Southern Tier Pumking Imperial Ale | Lakewood, NY | 8.6% Abv | 22 oz
This beer haunts me. I first tried it last year and was amazed. Shortly thereafter, I traveled to Massachusetts and saw it all over the place. I knew it was in more demand in Chicago, so I drank as much as I could. When I arrived back in Chicago, the shelves were bare. I’m still cursing myself that I didn’t take any back with me for it was a long, long winter, spring and summer before this treasure arrived once again.
Just as I remembered, this beer resonates with every part of me in a way that gives me goosebumps. I’m suspicious that it’s because it’s so buttery and vanilla-esque. Just as California Chardonnays are largely overly oaked because Americans love their buttered popcorn smell and therefore buy up as much as they can, and just as vanilla is so universally pleasing it’s become synonymous with “bland” or “borning,” I might be under the spell of those same influences. But I’m also under the spell of a well-balanced bouquet.
Along with the warmth of the butter and vanilla is the plume of toasted pecans that eventually emerge from the cacophony of brimming autumnal fragrances. One of my friends said it reminded her of a Yankee Candle Company’s rendering of pumpkin pie and autumn day. Burning leaves off in the distance, pie baking at the other end of the house, the sunlight warming up the room in which you’re struggling to stay awake, Proust writing at breakneck speed, cookie crumbles leaving oily dots on the page—Pumking hits the middle c of consciousness and memory with every waft and every sip.
Wachusett Imperial Pumpkin | Westminster, Massachusetts | 8% Abv | 22 oz
Well versed in their delightful Octoberfest, I found their Imperial Pumpkin definitely drinkable. And yes, we were all so taken with the Pumpkin that we were ruined for anything else. Thankfully, I sipped on this deliciousness the previous evening and liked it just fine. The qualification is that it is without the trappings of the naughty pie crust-biscuity-toasted buttered pecans that seem to catapult Southern Tier’s Pumking into the rafters of the mind of all that tastes and smells sublime.
At the same time, one can argue that the Wachusett variety might be more elegant. Both are replete with that Imperial status meaning a lot of alcohol for a beer. And both handle the alcohol although the Wachusett doesn’t has as much fat—if you can say that—to hide behind. The result is that there is more of a spice presence. More than that is something you’ll often encounter in pumpkin beers: ginger.
While it is well balanced enough, one still intuits the raciness and palette-cleansing effects of the ginger. I couldn’t identify what it was until I looked on the label. Nevertheless, it’s there, and it keeps the Belgian candi sugar from being overwhelming. But it also cleanses enough to warrant a designation of “lean.”

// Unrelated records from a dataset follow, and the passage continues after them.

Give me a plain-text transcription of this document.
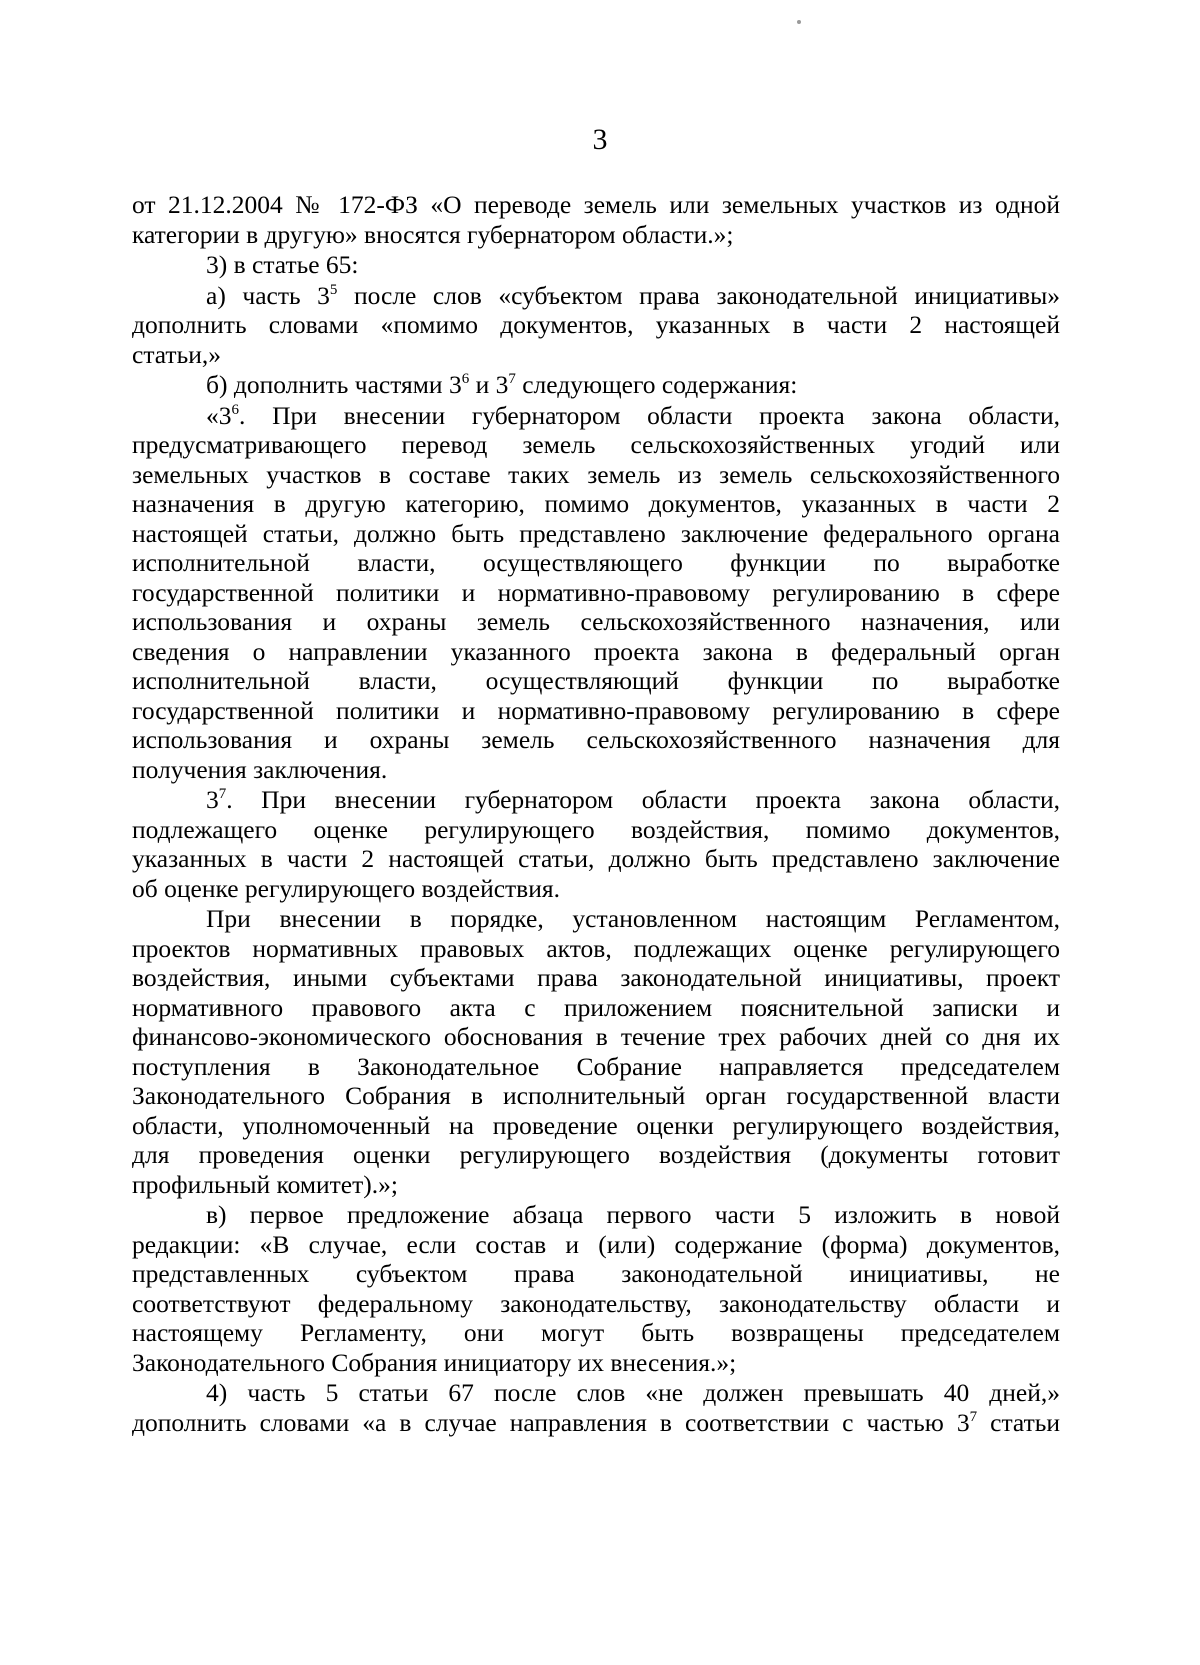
3
от 21.12.2004 № 172-ФЗ «О переводе земель или земельных участков из одной
категории в другую» вносятся губернатором области.»;
3) в статье 65:
а) часть $3^5$ после слов «субъектом права законодательной инициативы»
дополнить словами «помимо документов, указанных в части 2 настоящей
статьи,»
б) дополнить частями $3^6$ и $3^7$ следующего содержания:
«$3^6$. При внесении губернатором области проекта закона области,
предусматривающего перевод земель сельскохозяйственных угодий или
земельных участков в составе таких земель из земель сельскохозяйственного
назначения в другую категорию, помимо документов, указанных в части 2
настоящей статьи, должно быть представлено заключение федерального органа
исполнительной власти, осуществляющего функции по выработке
государственной политики и нормативно-правовому регулированию в сфере
использования и охраны земель сельскохозяйственного назначения, или
сведения о направлении указанного проекта закона в федеральный орган
исполнительной власти, осуществляющий функции по выработке
государственной политики и нормативно-правовому регулированию в сфере
использования и охраны земель сельскохозяйственного назначения для
получения заключения.
$3^7$. При внесении губернатором области проекта закона области,
подлежащего оценке регулирующего воздействия, помимо документов,
указанных в части 2 настоящей статьи, должно быть представлено заключение
об оценке регулирующего воздействия.
При внесении в порядке, установленном настоящим Регламентом,
проектов нормативных правовых актов, подлежащих оценке регулирующего
воздействия, иными субъектами права законодательной инициативы, проект
нормативного правового акта с приложением пояснительной записки и
финансово-экономического обоснования в течение трех рабочих дней со дня их
поступления в Законодательное Собрание направляется председателем
Законодательного Собрания в исполнительный орган государственной власти
области, уполномоченный на проведение оценки регулирующего воздействия,
для проведения оценки регулирующего воздействия (документы готовит
профильный комитет).»;
в) первое предложение абзаца первого части 5 изложить в новой
редакции: «В случае, если состав и (или) содержание (форма) документов,
представленных субъектом права законодательной инициативы, не
соответствуют федеральному законодательству, законодательству области и
настоящему Регламенту, они могут быть возвращены председателем
Законодательного Собрания инициатору их внесения.»;
4) часть 5 статьи 67 после слов «не должен превышать 40 дней,»
дополнить словами «а в случае направления в соответствии с частью $3^7$ статьи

Samuel Adams Fat Jack Double Pumpkin | 8.5% | 22 oz
What a great label. A grinning jack-o-lantern, its flesh ravaged by small, tubular growths suggestive of something dark and dangerous. At 8.5% abv, it comes packing with as much alcohol as the previous two. What is completely different than the other two, however, is the smoke and the malt. I sipped on this beer for two days. I sipped on it in different glasses at different temperatures.
During the initial back-to-back tasting against all the other beers, the Sam Adams was too smoky and heavy to compete; I couldn’t even finish my glass. Sipping it alone, however, was a different story.
This is a selfish beer. It needs to be by itself and judiciously parsed out. Then it becomes something to savor, much like a peaty Scotch. Yes, it’s the peaty Scotch of pumpkin beers.
Thoughts on autumnal beers? What’s the next fall fruit deserving of a beer? Do tell!